Tuesday 3 February 2015

This Corrosion

Well this patina anyway. A couple of the original screws holding the head into the pot were missing, one'd been replaced with a different shape and size screw the other was just left missing, the remaining six were all damaged and rusty. I decided to replaced eight.

 The originals were small imperial slotted self tapping screws, although I identified the thread I forget what they were -I certainly couldn't find any identical replacements online. Eventually I found a company called Model Fixings who seem to specialise in model helicopter bits who had a huge range of tiny screws. I ordered a pack of No2 Slot Countersunk Self Tapping 9.5mm screws in Stainless Steel.

A couple of days later a bag of 100 shiny bright wood screws came through my letterbox. They looked to be about the right size. Just one problem though: the old screws being, probably predating stainless steel, were blackened by time rather than bright silver.

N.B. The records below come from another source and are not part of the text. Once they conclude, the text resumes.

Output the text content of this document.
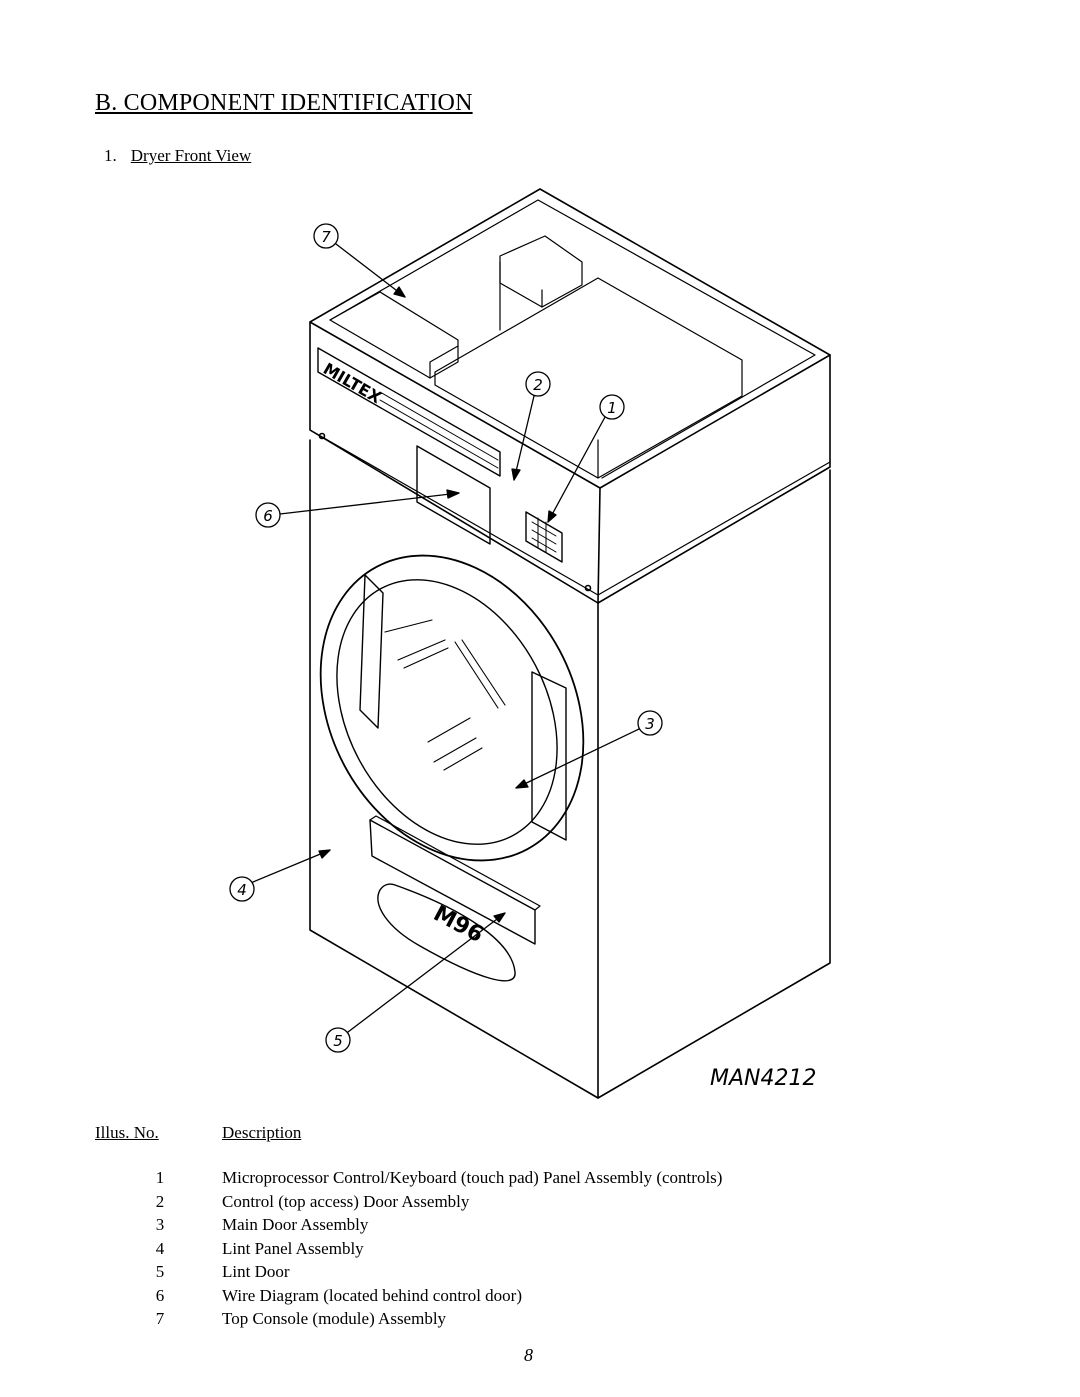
B. COMPONENT IDENTIFICATION
1. Dryer Front View
MILTEX
M96
7
2
1
6
3
4
5
MAN4212
Illus. No.	Description
1	Microprocessor Control/Keyboard (touch pad) Panel Assembly (controls)
2	Control (top access) Door Assembly
3	Main Door Assembly
4	Lint Panel Assembly
5	Lint Door
6	Wire Diagram (located behind control door)
7	Top Console (module) Assembly
8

To keep the instrument looking authentic I'd have to patinate the new screws -or their heads anyway, the threads will be hidden in the wood so won't matter. Stainless Steel, unsurprisingly, is difficult stuff to mark. There's probably patinating, darkening and etching solutions that'd work but I didn't have any of those. What I did have was some drain cleaner and a gas hob. I was pretty sure I could do something with those.

 First up I mixed a strong lye solution in a jar. If you're making lye (Caustic Soda in Water) always add the Caustic Soda to the water and bear in mind it's going to get pretty hot. It also gives off Hydrogen gas. Dangerous stuff and to cover my back in case some avid internet reader burns their house down I suggest nobody actually does this.

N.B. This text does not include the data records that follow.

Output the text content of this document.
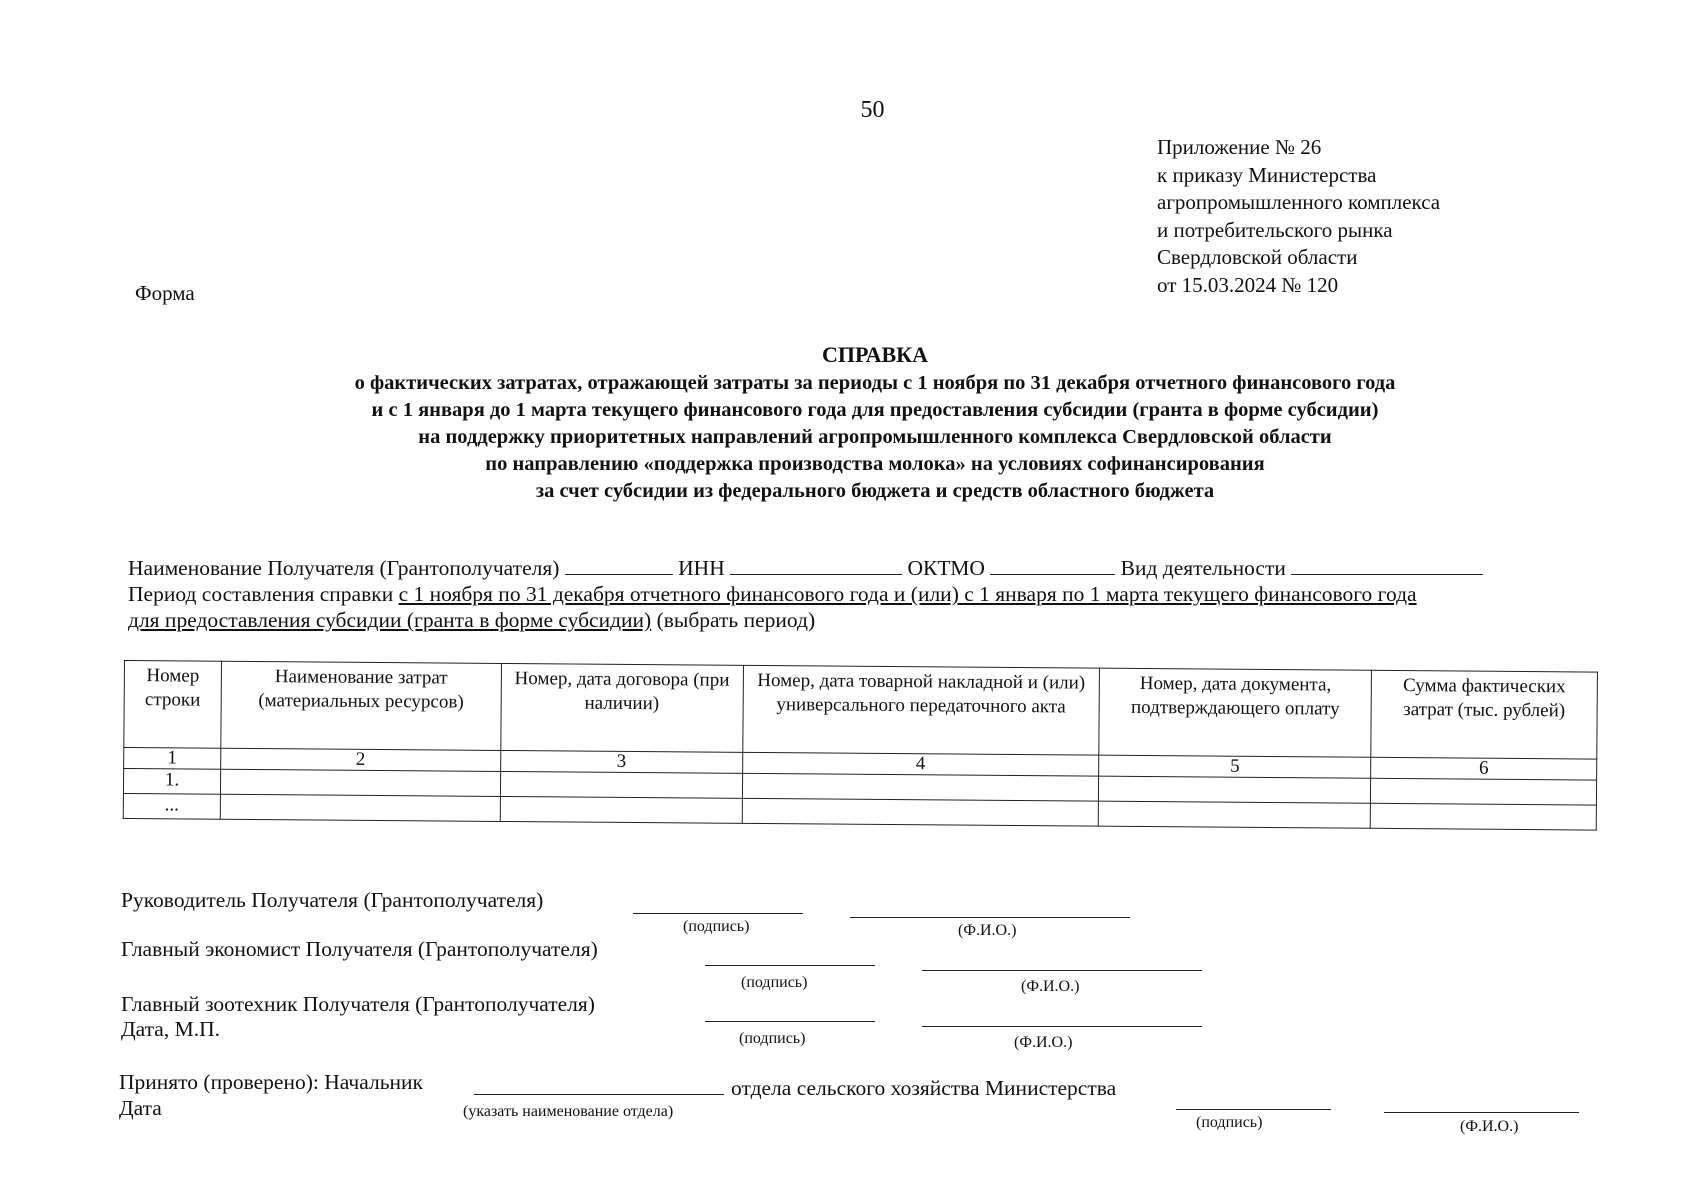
50
Приложение № 26
к приказу Министерства
агропромышленного комплекса
и потребительского рынка
Свердловской области
от 15.03.2024 № 120
Форма
СПРАВКА
о фактических затратах, отражающей затраты за периоды с 1 ноября по 31 декабря отчетного финансового года
и с 1 января до 1 марта текущего финансового года для предоставления субсидии (гранта в форме субсидии)
на поддержку приоритетных направлений агропромышленного комплекса Свердловской области
по направлению «поддержка производства молока» на условиях софинансирования
за счет субсидии из федерального бюджета и средств областного бюджета
Наименование Получателя (Грантополучателя)	ИНН	ОКТМО	Вид деятельности
Период составления справки с 1 ноября по 31 декабря отчетного финансового года и (или) с 1 января по 1 марта текущего финансового года
для предоставления субсидии (гранта в форме субсидии) (выбрать период)
Номер строки	Наименование затрат (материальных ресурсов)	Номер, дата договора (при наличии)	Номер, дата товарной накладной и (или) универсального передаточного акта	Номер, дата документа, подтверждающего оплату	Сумма фактических затрат (тыс. рублей)
1	2	3	4	5	6
1.					
...					
Руководитель Получателя (Грантополучателя)
(подпись)	(Ф.И.О.)
Главный экономист Получателя (Грантополучателя)
(подпись)	(Ф.И.О.)
Главный зоотехник Получателя (Грантополучателя)
Дата, М.П.	(подпись)	(Ф.И.О.)
Принято (проверено): Начальник	отдела сельского хозяйства Министерства
Дата	(указать наименование отдела)
(подпись)	(Ф.И.О.)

Using pliers to hold a screw head into the gas flame I heated the head to red hot


Then dipped it into the lye. Actually bearing in mind this solution is chucking out Hydrogen gas which has an autoignition point of about 536 degrees Celcius and red hot metal is probably at least 500 degrees Celcius I let it cool from red before dunking it into the lye -I think the metal pliers worked as a heatsink anyway so it only took a second or two.

I then returned the screw head to the flame, dunked it back into the solution agains and repeated the process a few more times then let it cool. When I'd done the same thing to 8 screws I dropped them in a sink of water and cleaned off the baked on Caustic Soda with a scrubbing brush. I figured with enough water it'd be too diluted to burn my fingers too badly -gloves might've been a good idea but it went okay.

The picture below shows the 8 newly patinated stainless steel screws. The shiny one is a spare stainless steel screw looking how the others had originally and the three on the right are some of the old aged screws.